ASGV is one of the most infecting viruses which severely jeopardized fruits. Recently, Kuerle's pear was infected by many viruses including ASGV, which caused a slow decline in the growth and output of apple, as well as the character of fruit. Fruit will become macrocephalic and inedible, losing its commercial value.
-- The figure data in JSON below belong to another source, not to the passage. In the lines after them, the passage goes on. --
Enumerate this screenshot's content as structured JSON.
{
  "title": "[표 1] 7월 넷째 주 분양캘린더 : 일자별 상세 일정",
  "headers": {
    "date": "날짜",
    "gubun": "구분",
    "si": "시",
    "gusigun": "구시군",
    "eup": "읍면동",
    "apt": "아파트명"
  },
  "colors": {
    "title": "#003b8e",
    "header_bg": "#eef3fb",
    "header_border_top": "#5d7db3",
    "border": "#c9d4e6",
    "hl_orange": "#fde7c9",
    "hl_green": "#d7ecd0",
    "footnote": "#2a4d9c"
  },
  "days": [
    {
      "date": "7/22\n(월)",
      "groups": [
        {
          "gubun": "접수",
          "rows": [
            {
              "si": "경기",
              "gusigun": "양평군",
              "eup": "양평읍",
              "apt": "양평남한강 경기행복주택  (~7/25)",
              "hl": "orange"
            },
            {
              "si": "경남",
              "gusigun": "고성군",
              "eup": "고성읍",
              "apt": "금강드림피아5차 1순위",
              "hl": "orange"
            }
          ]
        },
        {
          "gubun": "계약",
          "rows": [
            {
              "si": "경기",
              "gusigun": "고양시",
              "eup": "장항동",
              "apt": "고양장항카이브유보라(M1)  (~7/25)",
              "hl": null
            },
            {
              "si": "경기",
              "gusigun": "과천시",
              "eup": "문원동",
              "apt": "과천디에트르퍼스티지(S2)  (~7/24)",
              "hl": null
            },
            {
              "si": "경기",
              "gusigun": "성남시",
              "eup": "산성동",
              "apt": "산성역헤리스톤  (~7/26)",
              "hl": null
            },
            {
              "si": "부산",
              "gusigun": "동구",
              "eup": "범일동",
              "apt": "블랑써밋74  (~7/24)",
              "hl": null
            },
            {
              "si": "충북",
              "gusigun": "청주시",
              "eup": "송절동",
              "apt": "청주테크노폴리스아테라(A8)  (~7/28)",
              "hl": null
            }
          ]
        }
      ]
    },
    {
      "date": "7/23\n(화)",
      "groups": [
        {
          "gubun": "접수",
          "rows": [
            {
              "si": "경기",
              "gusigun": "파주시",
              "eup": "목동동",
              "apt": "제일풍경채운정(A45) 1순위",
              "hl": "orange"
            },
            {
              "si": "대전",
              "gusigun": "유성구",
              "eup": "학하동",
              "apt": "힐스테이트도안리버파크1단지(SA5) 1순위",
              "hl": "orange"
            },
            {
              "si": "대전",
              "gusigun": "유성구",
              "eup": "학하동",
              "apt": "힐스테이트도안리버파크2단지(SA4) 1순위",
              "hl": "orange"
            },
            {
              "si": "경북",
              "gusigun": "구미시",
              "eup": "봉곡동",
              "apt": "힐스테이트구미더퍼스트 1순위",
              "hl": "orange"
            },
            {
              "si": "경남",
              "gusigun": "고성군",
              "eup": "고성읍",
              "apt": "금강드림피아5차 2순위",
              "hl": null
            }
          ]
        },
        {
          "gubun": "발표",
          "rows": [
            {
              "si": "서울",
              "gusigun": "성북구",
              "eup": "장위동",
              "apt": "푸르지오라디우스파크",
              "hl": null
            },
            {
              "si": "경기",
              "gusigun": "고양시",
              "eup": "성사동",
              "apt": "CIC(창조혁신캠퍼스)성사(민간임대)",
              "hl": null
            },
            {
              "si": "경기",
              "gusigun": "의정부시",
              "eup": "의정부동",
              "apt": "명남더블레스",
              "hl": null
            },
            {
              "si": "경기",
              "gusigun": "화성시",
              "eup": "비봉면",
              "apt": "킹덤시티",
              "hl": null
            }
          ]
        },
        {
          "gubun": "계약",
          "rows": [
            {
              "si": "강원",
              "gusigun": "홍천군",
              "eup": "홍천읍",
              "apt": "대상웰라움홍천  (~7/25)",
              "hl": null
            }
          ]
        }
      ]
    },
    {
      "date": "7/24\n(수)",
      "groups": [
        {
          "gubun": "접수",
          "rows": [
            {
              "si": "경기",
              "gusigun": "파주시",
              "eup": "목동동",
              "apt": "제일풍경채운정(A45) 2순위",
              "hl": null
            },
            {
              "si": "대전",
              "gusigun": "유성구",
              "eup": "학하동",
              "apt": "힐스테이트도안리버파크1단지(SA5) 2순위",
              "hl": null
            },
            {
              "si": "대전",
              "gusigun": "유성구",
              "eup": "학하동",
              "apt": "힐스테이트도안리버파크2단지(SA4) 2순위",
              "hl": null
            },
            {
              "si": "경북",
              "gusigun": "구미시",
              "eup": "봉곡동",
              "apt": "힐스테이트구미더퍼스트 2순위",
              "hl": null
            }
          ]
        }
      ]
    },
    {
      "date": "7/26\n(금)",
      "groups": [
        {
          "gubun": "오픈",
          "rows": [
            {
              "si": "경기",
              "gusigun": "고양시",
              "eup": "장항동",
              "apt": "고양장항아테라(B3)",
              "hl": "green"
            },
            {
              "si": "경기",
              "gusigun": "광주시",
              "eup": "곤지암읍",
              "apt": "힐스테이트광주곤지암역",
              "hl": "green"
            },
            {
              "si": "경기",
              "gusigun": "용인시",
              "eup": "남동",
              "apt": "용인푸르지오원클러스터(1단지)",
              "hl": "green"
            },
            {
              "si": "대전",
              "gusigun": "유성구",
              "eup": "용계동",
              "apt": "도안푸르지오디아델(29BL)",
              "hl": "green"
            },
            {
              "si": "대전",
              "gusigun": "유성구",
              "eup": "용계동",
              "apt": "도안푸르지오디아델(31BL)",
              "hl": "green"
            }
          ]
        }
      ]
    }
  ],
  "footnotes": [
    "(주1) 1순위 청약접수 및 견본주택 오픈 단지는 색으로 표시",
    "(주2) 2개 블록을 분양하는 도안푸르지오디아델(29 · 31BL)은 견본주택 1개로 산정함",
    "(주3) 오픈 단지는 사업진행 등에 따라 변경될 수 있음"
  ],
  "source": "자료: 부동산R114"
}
The purpose of this study was to establish the rapid, efficient and specific reagent system to detect ASGV. At the same time, partial sequence of ASGV from Kuerle's pear has been surveyed and analyzed in order to realize more structure and function of its genes, which will mainly establish theoretical foundation for virus-free breeding and virus-free seedling of Kuerle's pear.Specific fragment has been obtained based on the high quality of total RNA and aligned with the strains of ASGV published on Genbank on the level of nucleotide or amino acid. The result showed lower relation between L , Li-23 and D14455, D16368, but they had high relation with Kuerle's pear,P-209 and AF233298. Nucleic acid spot hybridization (NASH), showing the detection limit 5^-7, and One-step multiplex RT-PCR assay for rapid detection of ASGV have been established.The study included five major conclusions as followed:1. Total RNA was extracted from different tissues of Kuerle's pear using methods improved based on the general ones using in our laboratory. And the methods suitable for different tissues of Kuerle's pear were screened out.2. A specific fragment of about 524bps was obtained by RT-PCR (reverse transcription- polymerase chain reaction) using the templates of total RNA and specific primer. The specific fragment was sequenced by Shanghai Sangon Biological Engineering Technology Corporation. Then it was aligned by BLAST with the sequence NC001749 published representing a homology of 92.75%. Percentage of identity of nucleotide and amino acid sequence between plants of ASGV was obtained.3. The biotin-11-dUTP and DIG-11-dUTP labeled cDNA probe prepared by cloned plasmid and the detection system of ASGV by nucleic acid spot hybridization (NASH) has been established in this experiment. The results showed the NASH detection limit labeled by biotin-11-dUTP was 5^-2 and 5^-3 labeled by DIG-11-dUTP.4. The optimized one-step multiplex PT-PCR detection system of ASGV was established and then the detection of samples of ASGV proved the system was stable and specific. The detection limit was 5^-7, 5⁴ times than that of NASH.